From Sellwood to Rockwood, Boys and Girls Clubs changing

By Shasta Kearns Moore
Tuesday, 15 December 2015

Forty years ago, the Rockwood neighborhood between Portland and Gresham was a quaint middle-class part of town and the Sellwood neighborhood of Southeast Portland was a bit rough.

These days, those characterizations have switched.

In response, the Boys and Girls Clubs of Portland Metropolitan Area — a branch of the national nonprofit that offers after-school enrichment and child care to at-risk kids — is shifting where it delivers services. The board of the local Boys and Girls Clubs voted Nov. 30 to close the Sellwood club on Southeast Milwaukie Avenue and sell the property, with plans to find additional after-school sites in North Clackamas for approximately 700 members who have already moved away through the forces of gentrification.

The organization plans to still offer services to approximately 200 club members in the immediate Sellwood area, at school-based sites. Locations are still being worked out.

Meanwhile, the Boys and Girls Clubs is more than halfway to meeting its $9 million goal, set in early 2014, to fund a new Rockwood facility on Southeast 165th Avenue and Stark Street.

“It is arguably the neighborhood that has the highest need in the state of Oregon right now,” says Erin Hubert, local Boys and Girls Clubs executive director. “There’s very little activities for the kids. It is just a really rough part of town.”

Hubert says she wasn’t looking for “a new mouth to feed,” but in looking into the data, she soon became overwhelmed by the need in Rockwood.

“I just kept calling it the freight train that ran us over,” she says. The Boys and Girls Clubs took over the property from the defunct Police Activities League, whose building ended up in too much disrepair.

Rockwood, according to Hubert, has more children per square mile than anywhere else in Oregon, 60 percent of households in multifamily units, high rates of poverty and crime, and a prevalence of generational poverty, gang membership and prostitution. Hubert says the club, which serves underserved kids, needs to have a presence there.

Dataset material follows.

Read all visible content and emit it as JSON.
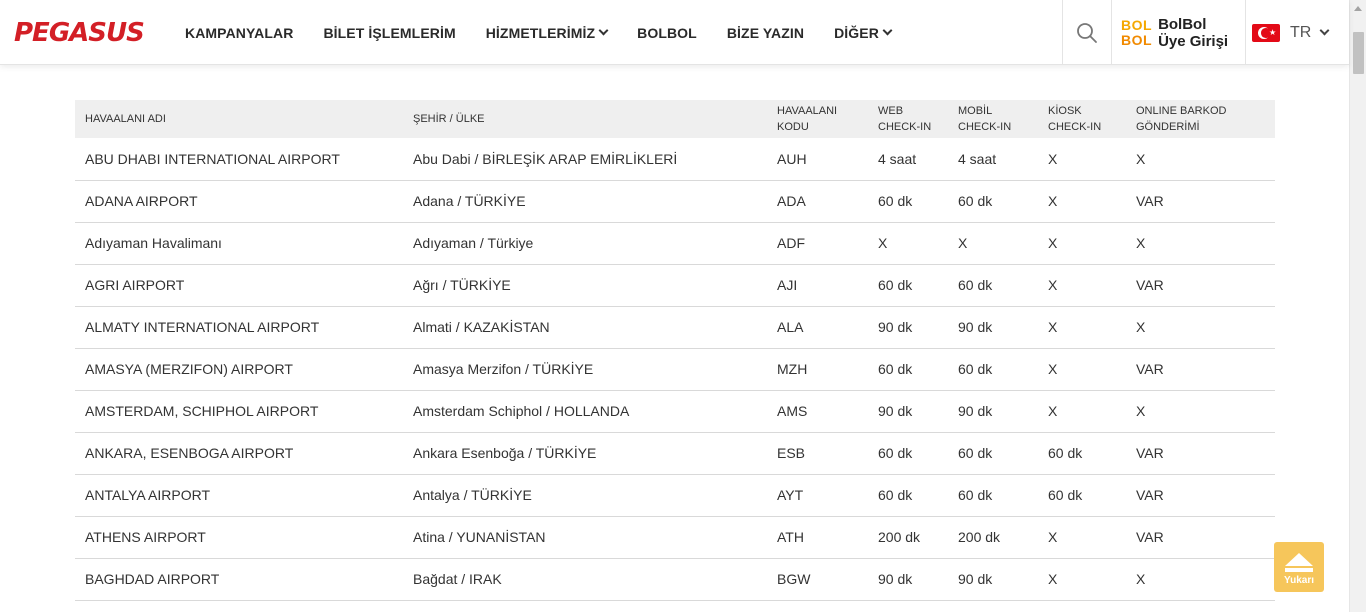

Former Portland Police Chief Mike Reese, who is chairman of the Boys and Girls Clubs of Portland’s 37-member board, says he hopes the organization can be part of what lifts Rockwood up.

“Boys and Girls Clubs is stepping into that gap,” Reese says. “We’re hoping that in 30 years, Rockwood is like Sellwood is now, and we are moving to somewhere else where the need is greater.”

Former employee

Reese worked at a Boys and Girls club — the one in Lents off Southeast 92nd Avenue — for five years after graduating from Portland State University. Reese says the experience informed his police work by showing him the value of social services.

“It was just a great opportunity for me to see how social service providers like Boys and Girls Clubs really were important to the health of the neighborhood,” he says. “It gave me tremendous respect for work that social service providers do in building healthy neighborhoods.”

“It’s a wonderful organization that most people hear of,” Hubert says, noting celebrity spokespeople, such as Denzel Washington and players on the Portland Trail Blazers, “but most don’t know the depth of what we do.”

With a mostly part-time staff of around 140, Boys and Girls Clubs of Portland serves 10,000 children annually in after-school programs around the metro area. There are currently six stand-alone clubs as well as school sites in the Parkrose and Reynolds school districts.

Lowcost care for all

Boys and Girls Clubs puts its facilities in locations with the highest need, but does not screen applicants based on financial need or other demographic information.

Child members of the clubs can choose from a range of activities, including leadership training, arts, sports and homework help. Kids get dinner each night and three square meals a day during the summer break.

There is an increasing emphasis on focused play and experiential learning, Hubert says. “We’ve evolved over the last five years or so to be a lot more about impact and the quality of the experience while we have them.”

Membership is just $25 per year — plus $5 for each additional child in the family — even though it costs around $1,000 per year to serve each child. According to the most recently available IRS filings, Boys and Girls Clubs of Portland has about $5 million in annual contributions and $14 million in assets.

The nonprofit has not yet put up the 46-year-old Meyer Memorial Club in Sellwood for sale, but anticipates using the money for operations and maintenance funds at existing sites, as well as padding for its employee salaries, which account for 55 percent of its budget.

The Sellwood and Rockwood deals are therefore not linked, but the fact that both are occurring at the same time marks a major geographical shift for the organization.

By the turn of 2017, the Sellwood club will be closed and the one breaking ground in April in Rockwood will be open.

Hubert — who came from Entercom Communications three years ago and has since recruited six new administrators and seven new board members — is a catalyst for much of the recent change in the organization. She says she is driven by data analysis and strategic investments of the clubs’ finite resources.

“If we’re not helping, then we need to be doing something different,” she says. “The world needs the help too much.”